SAO PAULO: Efforts to unite the Brazilian left against right-wing presidential front runner Jair Bolsonaro have snagged on internal squabbles, making it even harder to close a gap in opinion polls less than two weeks before the runoff election.
The latest poll, released by Ibope late on Monday, showed conservative firebrand Bolsonaro had a commanding lead over leftist rival Fernando Haddad, with 59 percent of valid votes against 41 percent for Haddad. The poll, details of which ran in newspaper Estado de S.Paulo on Tuesday, showed Haddad with a higher rate of “rejection” among voters ahead of the Oct. 28 runoff, due in part to dislike of his Workers Party (PT) even among fellow leftists. About 47 percent of people polled said they would never vote for him, compared with 35 percent rejecting Bolsonaro.
The bad news for Haddad came as efforts to attract the voters of Ciro Gomes, who came third in the first round of voting on Oct. 7 after a center-left campaign on the Democratic Labour Party ticket, devolved into a shouting match at a campaign event on Monday night.

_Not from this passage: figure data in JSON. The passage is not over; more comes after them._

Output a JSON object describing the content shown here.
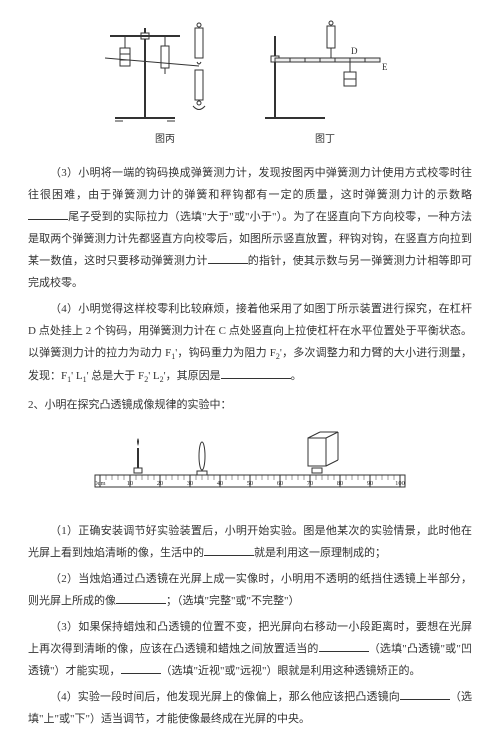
{
  "figure_row1": {
    "fig_left_caption": "图丙",
    "fig_right_caption": "图丁",
    "label_D": "D",
    "label_E": "E"
  },
  "q3": {
    "text_a": "（3）小明将一端的钩码换成弹簧测力计，发现按图丙中弹簧测力计使用方式校零时往往很困难，由于弹簧测力计的弹簧和秤钩都有一定的质量，这时弹簧测力计的示数略",
    "text_b": "尾子受到的实际拉力（选填\"大于\"或\"小于\"）。为了在竖直向下方向校零，一种方法是取两个弹簧测力计先都竖直方向校零后，如图所示竖直放置，秤钩对钩，在竖直方向拉到某一数值，这时只要移动弹簧测力计",
    "text_c": "的指针，使其示数与另一弹簧测力计相等即可完成校零。"
  },
  "q4": {
    "text_a": "（4）小明觉得这样校零利比较麻烦，接着他采用了如图丁所示装置进行探究，在杠杆 D 点处挂上 2 个钩码，用弹簧测力计在 C 点处竖直向上拉使杠杆在水平位置处于平衡状态。以弹簧测力计的拉力为动力 F",
    "sub1": "1",
    "text_b": "'，钩码重力为阻力 F",
    "sub2": "2",
    "text_c": "'，多次调整力和力臂的大小进行测量，发现：F",
    "sub3": "1",
    "text_d": "' L",
    "sub4": "1",
    "text_e": "' 总是大于 F",
    "sub5": "2",
    "text_f": "' L",
    "sub6": "2",
    "text_g": "'，其原因是",
    "text_h": "。"
  },
  "q2": {
    "title": "2、小明在探究凸透镜成像规律的实验中：",
    "ruler_ticks": [
      "0cm",
      "10",
      "20",
      "30",
      "40",
      "50",
      "60",
      "70",
      "80",
      "90",
      "100"
    ]
  },
  "sub1": {
    "text_a": "（1）正确安装调节好实验装置后，小明开始实验。图是他某次的实验情景，此时他在光屏上看到烛焰清晰的像，生活中的",
    "text_b": "就是利用这一原理制成的；"
  },
  "sub2": {
    "text_a": "（2）当烛焰通过凸透镜在光屏上成一实像时，小明用不透明的纸挡住透镜上半部分，则光屏上所成的像",
    "text_b": "；（选填\"完整\"或\"不完整\"）"
  },
  "sub3": {
    "text_a": "（3）如果保持蜡烛和凸透镜的位置不变，把光屏向右移动一小段距离时，要想在光屏上再次得到清晰的像，应该在凸透镜和蜡烛之间放置适当的",
    "text_b": "（选填\"凸透镜\"或\"凹透镜\"）才能实现，",
    "text_c": "（选填\"近视\"或\"远视\"）眼就是利用这种透镜矫正的。"
  },
  "sub4": {
    "text_a": "（4）实验一段时间后，他发现光屏上的像偏上，那么他应该把凸透镜向",
    "text_b": "（选填\"上\"或\"下\"）适当调节，才能使像最终成在光屏的中央。"
  },
  "colors": {
    "stroke": "#333333",
    "fill_light": "#eeeeee"
  }
}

At a rally in the northeastern state of Ceara, his brother and campaign manager Cid Gomes was called upon to formally endorse Haddad.
But Cid Gomes took the opportunity to call for a “mea culpa” over sprawling graft schemes orchestrated by leaders of the PT. The party’s founder, former President Luiz Inacio Lula da Silva, is doing jail time for a corruption conviction. Videos of the event showed Cid Gomes was met with rowdy boos.

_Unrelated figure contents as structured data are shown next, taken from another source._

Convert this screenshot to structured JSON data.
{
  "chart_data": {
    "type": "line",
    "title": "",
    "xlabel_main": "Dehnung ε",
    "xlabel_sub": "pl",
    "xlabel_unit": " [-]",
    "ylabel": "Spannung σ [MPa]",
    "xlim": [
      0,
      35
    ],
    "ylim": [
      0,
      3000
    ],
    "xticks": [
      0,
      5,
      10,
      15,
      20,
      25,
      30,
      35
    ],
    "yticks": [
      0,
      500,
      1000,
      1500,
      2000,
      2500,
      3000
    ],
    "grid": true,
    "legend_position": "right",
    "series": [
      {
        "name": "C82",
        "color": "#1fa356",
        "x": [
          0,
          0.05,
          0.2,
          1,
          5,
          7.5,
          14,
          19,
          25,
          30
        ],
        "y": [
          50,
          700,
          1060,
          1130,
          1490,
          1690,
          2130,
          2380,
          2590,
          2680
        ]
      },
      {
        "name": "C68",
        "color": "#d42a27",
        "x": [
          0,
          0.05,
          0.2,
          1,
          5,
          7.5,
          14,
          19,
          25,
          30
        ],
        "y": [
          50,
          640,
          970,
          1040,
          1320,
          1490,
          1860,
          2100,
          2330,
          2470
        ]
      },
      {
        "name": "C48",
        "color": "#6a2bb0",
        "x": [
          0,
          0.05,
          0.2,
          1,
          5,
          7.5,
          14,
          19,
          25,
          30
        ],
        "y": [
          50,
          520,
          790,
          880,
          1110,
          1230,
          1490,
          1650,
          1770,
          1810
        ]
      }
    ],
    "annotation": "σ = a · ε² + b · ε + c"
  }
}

“You’re going to lose the election, and it’s your fault,” Cid Gomes shot back. “You morons! Lula is in prison!“
The PT held the presidency for 13 of the last 15 years and Lula remains beloved by many for his social policies, credited with easing the lives of the poor in one of the world’s most unequal countries.
Haddad, a former PT mayor of Sao Paulo, has been unable to distance himself from the disdain many Brazilians harbor for the party’s role in corruption schemes revealed by investigators in recent years.
Haddad has struggled to both stand by Lula, whom the PT considers an unjustly convicted political prisoner, and also acknowledge the party’s errors.
Bolsonaro, 63, a seven-term congressman who openly defends Brazil’s 1964-1985 military dictatorship, is pitching himself as the anti-establishment candidate and appealing to voters fed up with political corruption and violent crime.